As the Mummers began to march into the new year, they were once again unable to resist dragging behind them embarrassing relics of the past. At least two marchers with Froggy Carr, a wench brigade, wore blackface, which has been banned from the event since the 1964 parade but regularly still shows up in the 120-year-old New Year’s Day parade.
Members of the troupe say they were mimicking the look of Gritty, the Flyers mascot who dons orange and black. Some Froggy Carr members’ indignant responses to questions about the face paint — including some flat-out denials that white people wearing black paint on their faces is offensive — signal that this is more than a few bad actors.
That, and the fact that the men wearing blackface weren’t stopped at some point — although it is not completely clear when they put the paint on — suggests a troubling lack of empathy from the brigade as a whole.
It’s hard to believe in 2020, after decades of conflicts relating to race and this parade, that any Mummer could genuinely believe that wearing black face paint — even with a few spots of Gritty orange — would not immediately be seen as offensive.
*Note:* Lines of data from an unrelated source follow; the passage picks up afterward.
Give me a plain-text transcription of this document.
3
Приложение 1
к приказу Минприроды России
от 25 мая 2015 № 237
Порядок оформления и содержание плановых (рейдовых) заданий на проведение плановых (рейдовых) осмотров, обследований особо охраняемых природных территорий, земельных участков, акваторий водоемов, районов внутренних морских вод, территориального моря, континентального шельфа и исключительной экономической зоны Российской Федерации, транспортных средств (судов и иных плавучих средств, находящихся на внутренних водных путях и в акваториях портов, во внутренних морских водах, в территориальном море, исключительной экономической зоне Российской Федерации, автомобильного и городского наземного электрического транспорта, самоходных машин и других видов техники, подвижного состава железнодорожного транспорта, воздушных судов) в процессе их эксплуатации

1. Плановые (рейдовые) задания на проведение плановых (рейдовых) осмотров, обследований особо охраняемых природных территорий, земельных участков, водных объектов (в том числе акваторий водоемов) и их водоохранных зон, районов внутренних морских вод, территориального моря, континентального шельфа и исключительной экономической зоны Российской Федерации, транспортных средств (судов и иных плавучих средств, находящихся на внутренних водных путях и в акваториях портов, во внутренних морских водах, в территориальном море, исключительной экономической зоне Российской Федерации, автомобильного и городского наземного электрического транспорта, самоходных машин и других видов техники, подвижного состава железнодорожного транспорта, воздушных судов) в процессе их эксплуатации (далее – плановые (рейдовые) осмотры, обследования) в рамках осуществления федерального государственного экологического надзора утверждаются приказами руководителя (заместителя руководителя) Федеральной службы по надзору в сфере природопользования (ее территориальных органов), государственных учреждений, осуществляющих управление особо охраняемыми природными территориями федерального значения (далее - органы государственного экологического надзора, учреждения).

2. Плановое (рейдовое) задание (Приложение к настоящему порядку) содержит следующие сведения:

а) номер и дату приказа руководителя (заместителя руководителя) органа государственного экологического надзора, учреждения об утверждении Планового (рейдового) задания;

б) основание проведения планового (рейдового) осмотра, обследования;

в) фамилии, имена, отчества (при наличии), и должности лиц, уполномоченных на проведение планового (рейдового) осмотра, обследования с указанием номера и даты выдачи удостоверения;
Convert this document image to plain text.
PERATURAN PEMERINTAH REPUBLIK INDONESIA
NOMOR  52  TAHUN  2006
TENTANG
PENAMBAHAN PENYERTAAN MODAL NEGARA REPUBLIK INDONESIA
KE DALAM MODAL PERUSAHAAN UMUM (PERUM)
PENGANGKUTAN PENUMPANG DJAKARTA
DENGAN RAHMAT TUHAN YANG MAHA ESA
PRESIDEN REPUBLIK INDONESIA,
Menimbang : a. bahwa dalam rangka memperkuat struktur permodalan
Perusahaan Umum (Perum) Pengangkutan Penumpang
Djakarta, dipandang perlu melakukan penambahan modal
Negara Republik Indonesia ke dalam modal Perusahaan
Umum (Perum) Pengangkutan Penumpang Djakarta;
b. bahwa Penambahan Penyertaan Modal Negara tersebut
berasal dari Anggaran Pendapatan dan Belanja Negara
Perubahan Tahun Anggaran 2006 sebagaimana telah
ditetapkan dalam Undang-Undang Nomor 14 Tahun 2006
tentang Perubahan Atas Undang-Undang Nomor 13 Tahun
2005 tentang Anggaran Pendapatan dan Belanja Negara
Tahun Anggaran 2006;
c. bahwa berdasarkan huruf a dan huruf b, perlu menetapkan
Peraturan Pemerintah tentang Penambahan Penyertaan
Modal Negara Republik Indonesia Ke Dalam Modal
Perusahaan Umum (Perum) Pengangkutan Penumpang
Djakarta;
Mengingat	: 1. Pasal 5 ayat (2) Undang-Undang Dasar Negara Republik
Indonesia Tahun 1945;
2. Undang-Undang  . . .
Blackface is rooted in early minstrel shows, when white people performed demeaning and dehumanizing caricatures of black people. There is no instance when it is not offensive. And the last people who get to defend it are white people. Froggy Carr owes the city a public apology.
The visual can carry as much weight and hate as the N-word. The Mummers should know this well, especially after last year’s controversy, in which an African American man marched with the Finnegan New Year’s Brigade Comic Club. In the skit, he walked a Mummer dressed like Mayor Jim Kenney as a dog. This prompted outrage from many Philadelphians of color who were upset by a sketch that they felt echoed the parade’s origins in minstrelsy.
Though an infusion of younger and racially integrated Mummers groups like the Vaudevillains, the Rabble Rousers, and the Lobster Club has sought to change the parade’s racist reputation in recent years, the persistence of this tired stereotype is proof that there is something profoundly broken in the Mummers.
In 2016, after many race-related issues, the city enacted a screening process for performances and provided sensitivity training for the leadership of troupes, including Froggy Carr. Mayor Kenney, formerly a Mummer himself, called out the offensive behavior in a tweet on Wednesday afternoon, calling it “abhorrent and unacceptable.” Froggy Carr was disqualified from the parade’s competition and officials say further punishments are forthcoming.
Meanwhile, the Mummers themselves — particularly the string bands and fancy brigades who don’t seem to struggle with living in the 21st century — should break ties with groups that have historically been problematic, including wenches like Froggy Carr and comic brigades like Finnegan, who smear the parade with their bad behavior.